St. Patrick does a monthly feed at a woman’s homeless shelter where I spent several years doing the annual homeless count in downtown Seattle with its director and staff a decade ago.
In addition, the parish priest I’ll be working with is someone I know well and have worked with closely over the years.
Also providing solace in this discernment is the fact our parish community has two deacon candidates who will likely be ordained one year from this December. I am grateful knowing you will be in their capable hands moving forward.
In talking to the Archbishop last week, I told him I saw God’s fingerprints all over this decision and gave him an enthusiastic “yes.”
            In stepping into this new assignment, I want to take this chance to personally say, “thank you” to each and every one of you. These past seven years have been a blessing.          
            We will miss this community and all the deep friendships forged here over many years of service together.

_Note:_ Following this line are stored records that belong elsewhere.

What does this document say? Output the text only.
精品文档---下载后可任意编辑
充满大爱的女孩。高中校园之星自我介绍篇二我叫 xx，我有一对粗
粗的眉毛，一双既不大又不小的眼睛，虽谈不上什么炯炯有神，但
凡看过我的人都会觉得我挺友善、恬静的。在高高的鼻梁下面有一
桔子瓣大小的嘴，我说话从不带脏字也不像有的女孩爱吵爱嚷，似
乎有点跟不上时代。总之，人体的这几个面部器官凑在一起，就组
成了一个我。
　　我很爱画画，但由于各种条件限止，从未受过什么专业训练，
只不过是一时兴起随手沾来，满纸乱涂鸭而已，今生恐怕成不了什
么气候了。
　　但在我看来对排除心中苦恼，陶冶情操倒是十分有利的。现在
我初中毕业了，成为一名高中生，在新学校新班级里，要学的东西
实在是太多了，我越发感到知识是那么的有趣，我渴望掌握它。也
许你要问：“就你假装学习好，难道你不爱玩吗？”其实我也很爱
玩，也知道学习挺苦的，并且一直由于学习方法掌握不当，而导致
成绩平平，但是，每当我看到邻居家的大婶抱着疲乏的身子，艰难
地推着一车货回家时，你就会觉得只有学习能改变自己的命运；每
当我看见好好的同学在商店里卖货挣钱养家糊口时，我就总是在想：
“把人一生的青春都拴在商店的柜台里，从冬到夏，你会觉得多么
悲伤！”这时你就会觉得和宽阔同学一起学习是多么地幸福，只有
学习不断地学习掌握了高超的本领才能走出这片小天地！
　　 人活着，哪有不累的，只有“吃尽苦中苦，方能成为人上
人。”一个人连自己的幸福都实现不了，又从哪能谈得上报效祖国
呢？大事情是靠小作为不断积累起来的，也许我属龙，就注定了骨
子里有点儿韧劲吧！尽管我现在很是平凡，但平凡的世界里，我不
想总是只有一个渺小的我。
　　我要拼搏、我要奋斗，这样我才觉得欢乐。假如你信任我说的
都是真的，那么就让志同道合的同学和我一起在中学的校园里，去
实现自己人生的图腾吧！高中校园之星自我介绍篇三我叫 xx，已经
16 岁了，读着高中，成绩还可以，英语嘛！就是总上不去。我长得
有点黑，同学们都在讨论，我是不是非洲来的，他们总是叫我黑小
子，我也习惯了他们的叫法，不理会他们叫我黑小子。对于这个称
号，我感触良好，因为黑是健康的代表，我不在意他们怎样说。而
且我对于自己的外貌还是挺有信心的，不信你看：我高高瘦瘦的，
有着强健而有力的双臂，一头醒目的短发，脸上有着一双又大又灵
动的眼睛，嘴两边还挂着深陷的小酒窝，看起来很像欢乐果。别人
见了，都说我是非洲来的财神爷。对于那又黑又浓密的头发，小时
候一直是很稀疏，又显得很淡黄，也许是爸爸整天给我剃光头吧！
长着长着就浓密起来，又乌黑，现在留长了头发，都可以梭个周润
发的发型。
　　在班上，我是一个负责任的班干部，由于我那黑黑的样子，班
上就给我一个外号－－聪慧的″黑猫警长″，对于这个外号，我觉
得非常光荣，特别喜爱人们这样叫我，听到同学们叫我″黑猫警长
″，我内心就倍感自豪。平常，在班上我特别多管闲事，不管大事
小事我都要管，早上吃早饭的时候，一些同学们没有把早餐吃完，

I love you all. My life has been forever transformed by your presence in it.  Please know I will hold you in my prayers for the rest of my life and ask for your prayers as well. 
I will continue my ministry of service with MercyWatch in Everett.  And look forward to being invited back for weddings and baptisms in the parish.  So, we’ll probably see each other from time to time. 
I leave you with this quote from a favorite TV show on PBS: Call The Midwife.
“Landscapes shift in sunshine and in shade. There is light. Look for it. Look for it shining over your shoulder on the path. There was light where you went once. It is light where you are now. It will be light where you go again.”  
          May God bless you and keep you always.